除了這些以外,我對他其實是很好的。
他並沒有開口要求過我給他買任何東西,但我就是忍不住什麼都給他買。
不管他需要的他不需要的,只要我覺得適合他,我全都會給他。
那個土里土氣的李嚀浩半年內就已經完全消失不見。
我請專業的發型師給他做頭發,我帶他到P城最繁華的購物地段去血拼,給他買我認為最好的衣服。一開始他拒絕,到後來由於習慣,他也不再說話,任我高興。
他從頭到腳的每一樣東西,從帽子到大衣到襪子,幾乎都是我給他買的。
當然我沒有物質主義到認為錢可以買到一切。
這些東西都是我用心挑選的,我希望他能感受得到我的心意。
嚀浩,雖然我傷害你折磨你,可我愛你。
我愛你。
他越來越漂亮可是卻越來越瘦了。
這讓我很茫然。
我想我好象沒有在飲食上苛刻他。就算出門時把他鎖在里面,我也是確認了冰箱里有足夠的食物應付他的午飯甚至晚飯。
而且我也不算索取無度吧?
同居一年,他總算適應了我的侵入,起碼不會動不動就流血就腰痛,但每次做完都是那麼虛弱蒼白。這是他體質問題,絕對和我的技術無關。

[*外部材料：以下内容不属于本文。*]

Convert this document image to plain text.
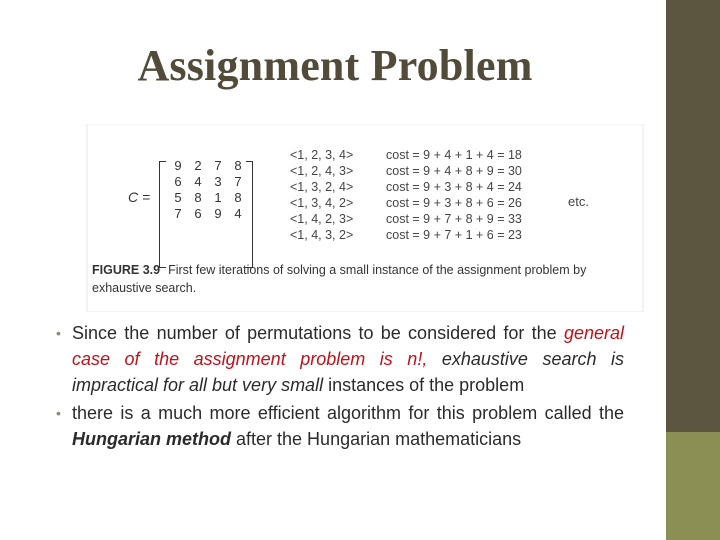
Assignment Problem
C =
9	2	7	8
6	4	3	7
5	8	1	8
7	6	9	4
<1, 2, 3, 4>	cost = 9 + 4 + 1 + 4 = 18
<1, 2, 4, 3>	cost = 9 + 4 + 8 + 9 = 30
<1, 3, 2, 4>	cost = 9 + 3 + 8 + 4 = 24
<1, 3, 4, 2>	cost = 9 + 3 + 8 + 6 = 26
<1, 4, 2, 3>	cost = 9 + 7 + 8 + 9 = 33
<1, 4, 3, 2>	cost = 9 + 7 + 1 + 6 = 23
etc.
FIGURE 3.9 First few iterations of solving a small instance of the assignment problem by exhaustive search.
• Since the number of permutations to be considered for the general case of the assignment problem is n!, exhaustive search is impractical for all but very small instances of the problem
• there is a much more efficient algorithm for this problem called the Hungarian method after the Hungarian mathematicians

我當然想要他可是又舍不得看他那麼病怏怏的。要讓我自己動手解決吧,TMD我楊苛有必要這麼委屈這麼落魄嗎?隨便招下手就不知道多少這個那個花的願意往我床上撲。
我想我踫別的男人的話太對不起他了。
女人嘛。他應該不會覺得是對他的威脅。
所以我有了大票大票的女朋友。
其實是伴而已,
所以才換得那麼快。
有時候會孩子氣地想看看他會不會因為這個吃點醋。
可是很令我失望。
他總那麼平靜友好地接待那群鶯鶯燕燕,還給她們沖很香濃的咖啡。
NND,我怎麼就沒怎麼喝過他給我沖的東西呢?!
我生氣,很生他的氣,所以不免對他就更粗暴了一些。
你何苦,何苦對我這麼漠然這麼不在乎?!
要知道我即使在別的女人的床上,我也是想著他的。
恨不得身下的人是他而不是別人。
可惜要這麼幻想實在太難了。
身體結構都差那麼多的說。
嚀浩最近瘦得厲害,
我抱著他覺得有點害怕。
那蒼白得沒血色的臉和沒有生氣的嘴唇經常讓我在他睡著的時候恐懼莫名,擔心他這樣是不是一睡過去就睜不開眼楮了。

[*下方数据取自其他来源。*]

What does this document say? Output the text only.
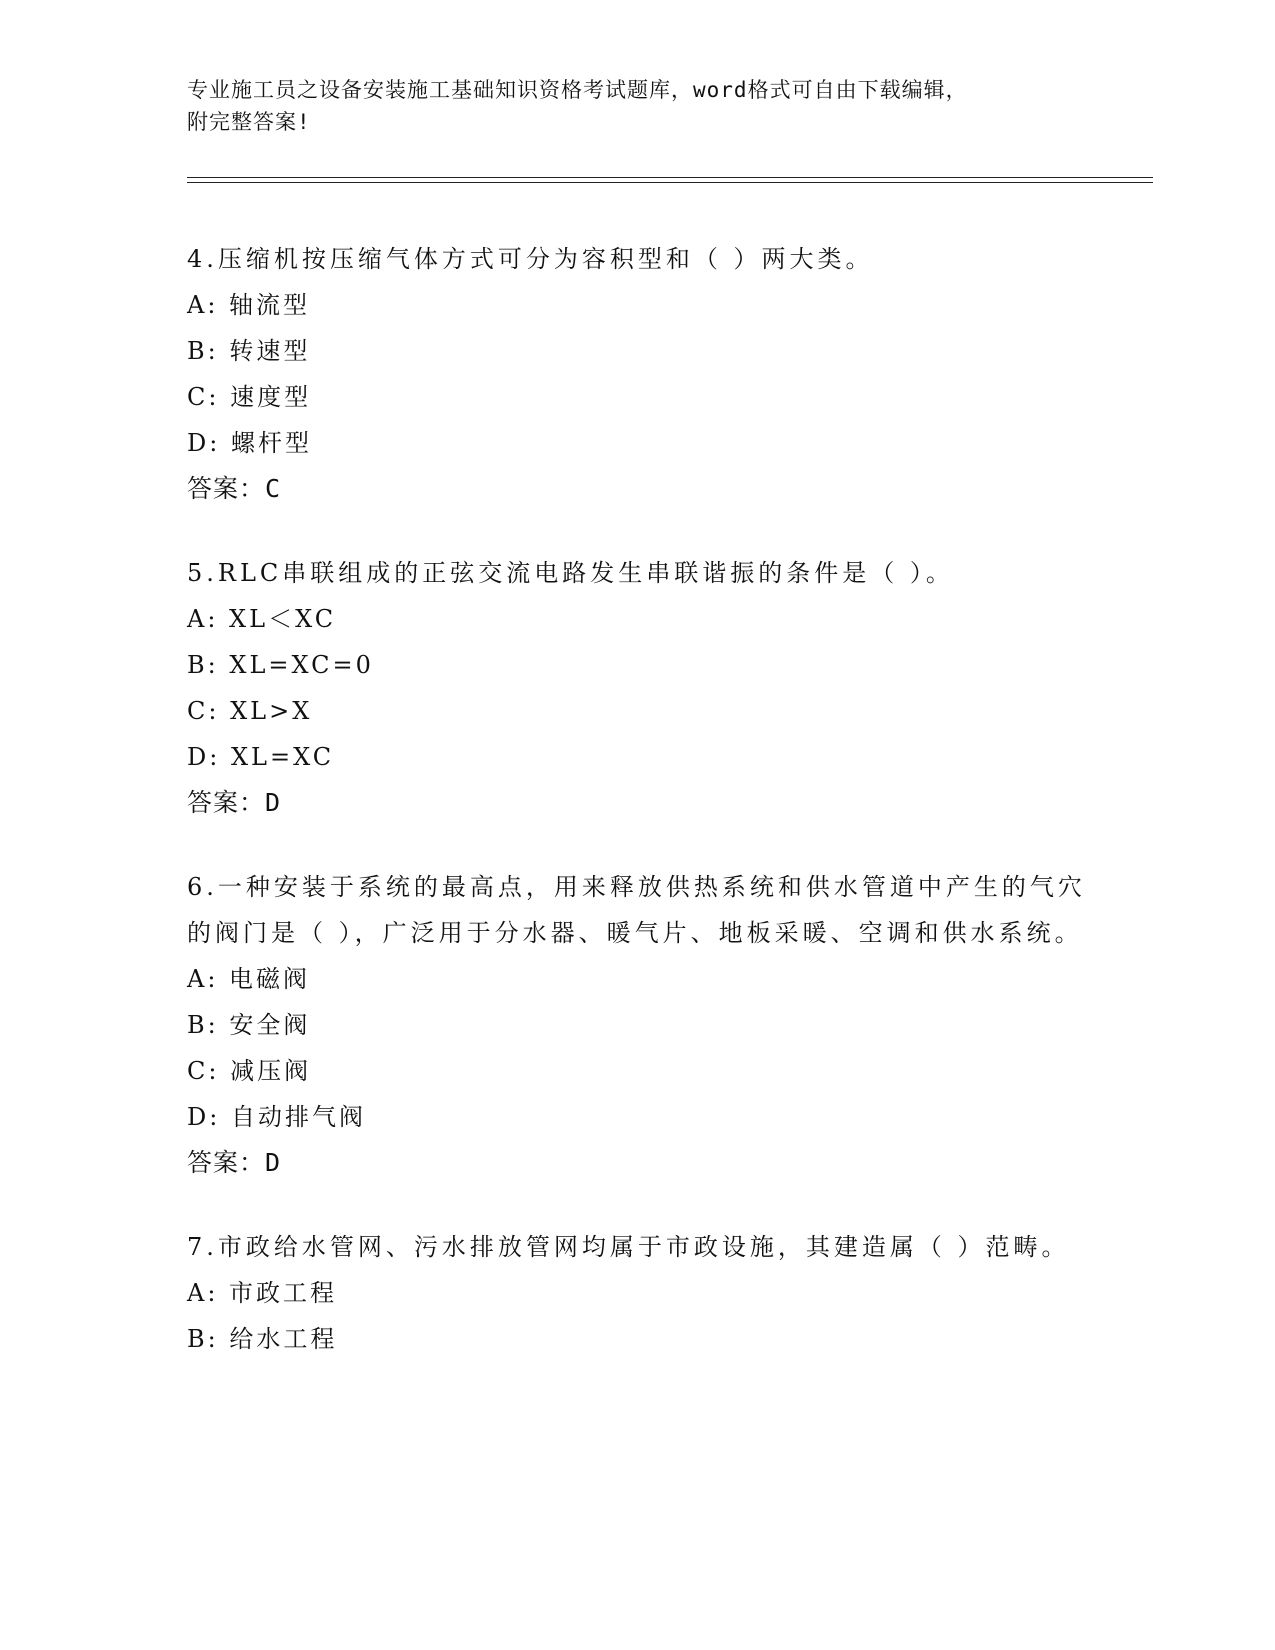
专业施工员之设备安装施工基础知识资格考试题库，word格式可自由下载编辑，
附完整答案!

4.压缩机按压缩气体方式可分为容积型和（ ）两大类。

A: 轴流型

B: 转速型

C: 速度型

D: 螺杆型

答案：C

5.RLC串联组成的正弦交流电路发生串联谐振的条件是（ ）。

A: XL＜XC

B: XL=XC=0

C: XL>X

D: XL=XC

答案：D

6.一种安装于系统的最高点，用来释放供热系统和供水管道中产生的气穴的阀门是（ ），广泛用于分水器、暖气片、地板采暖、空调和供水系统。

A: 电磁阀

B: 安全阀

C: 减压阀

D: 自动排气阀

答案：D

7.市政给水管网、污水排放管网均属于市政设施，其建造属（ ）范畴。

A: 市政工程

B: 给水工程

我不是傻子我當然知道他這樣是因為寂寞,他連看我的眼神都是空的。
他悶得慌,雖然房間里有電視可那機器只有東西給他看給他听,卻不會陪他說話听他說話。
我承認我小氣我專制,我就是不放心讓他和別的人接觸太多。
僅僅每天幾乎只對著我一個人他都已經不大看我,如果有了別的朋友那還了得。
我不明白他干嘛要那麼為難自己為難我。對我他簡直封閉一切。
有什麼話不能對我說嗎?
怕和我說不通?
你都不願意試試你怎麼就知道會和我無話可說?!
在此之前,在那件事之前,我們大一的第一個月里,你和我在一起,不是挺開心的嗎?
雖然我知道此時非彼時,我們都回不到過去了。
可難道我們就沒有將來嗎?
嚀浩嚀浩,我是這麼的愛你。
可是你寧可發呆看窗外,也不看我。
你到底要我怎麼樣愛你才可以。
我怕他真悶傻了,所以我去買了IBM的手提電腦來。
房間的電話線可以24小時留給他上網,線路不是問題,我們都有手機不怕人家找不到,何況平時那電話都絕少響的。
我不知道自己這麼做對不對,
但他好象是開朗起來,笑得也比以前多了,臉色漸漸好看了,小腰模著也有點肉。
我真的很高興。
嚀浩,我眼里就你一個。
你別看我好象無所不有的樣子,
其實我只有你一個人。
你好起來,
我的世界就圓滿了。
嚀浩。
當然那時候我並不知道網絡這種東西會給我帶來那麼大的災難,所以我傻到居然還打算感謝那個發明INTERNET的家夥。
很快我就感覺到那災難了,只是固執地不去相信。
嚀浩在網上有個很好的朋友。
網友。
這詞听著就幼稚無聊。
偏偏嚀浩還把那男孩子很當一回事似的。
我不爽,但更不屑。
「那孩子哪里的?」
「B城。」
哦。遠著呢,估計他們也沒蠢到千里迢迢來相會,何況相會了,見光死的幾率還有百分七八十呢。
他們到後來都干脆用短信聯系了。
我恨不能拆了嚀浩手里那我給他買的三星,看他們還怎麼聊!
嚀浩給我看過他們的短信。那傻瓜把那些短信都一條條抄下來了。
不嫌麻煩不嫌無聊麼?
我短信甚至都不存的。
……因為沒有一條讓我覺得重要。
嚀浩,如果你願意發條「楊苛我愛你」這樣的消息過來,
讓我抄上一萬遍我也願意。
有天嚀浩說他投簡歷給B城那個單位。
我差點活活氣死。
什麼什麼什麼哪你!
我不都說了我要去廣州了,他居然馬上說要去B城。
嚀浩嚀浩,本來對大四畢業大家的去向我就已經很敏感了,你還要這麼刺激我是不是?!
我怎麼能讓你離開我。
你當然要一直在我身邊。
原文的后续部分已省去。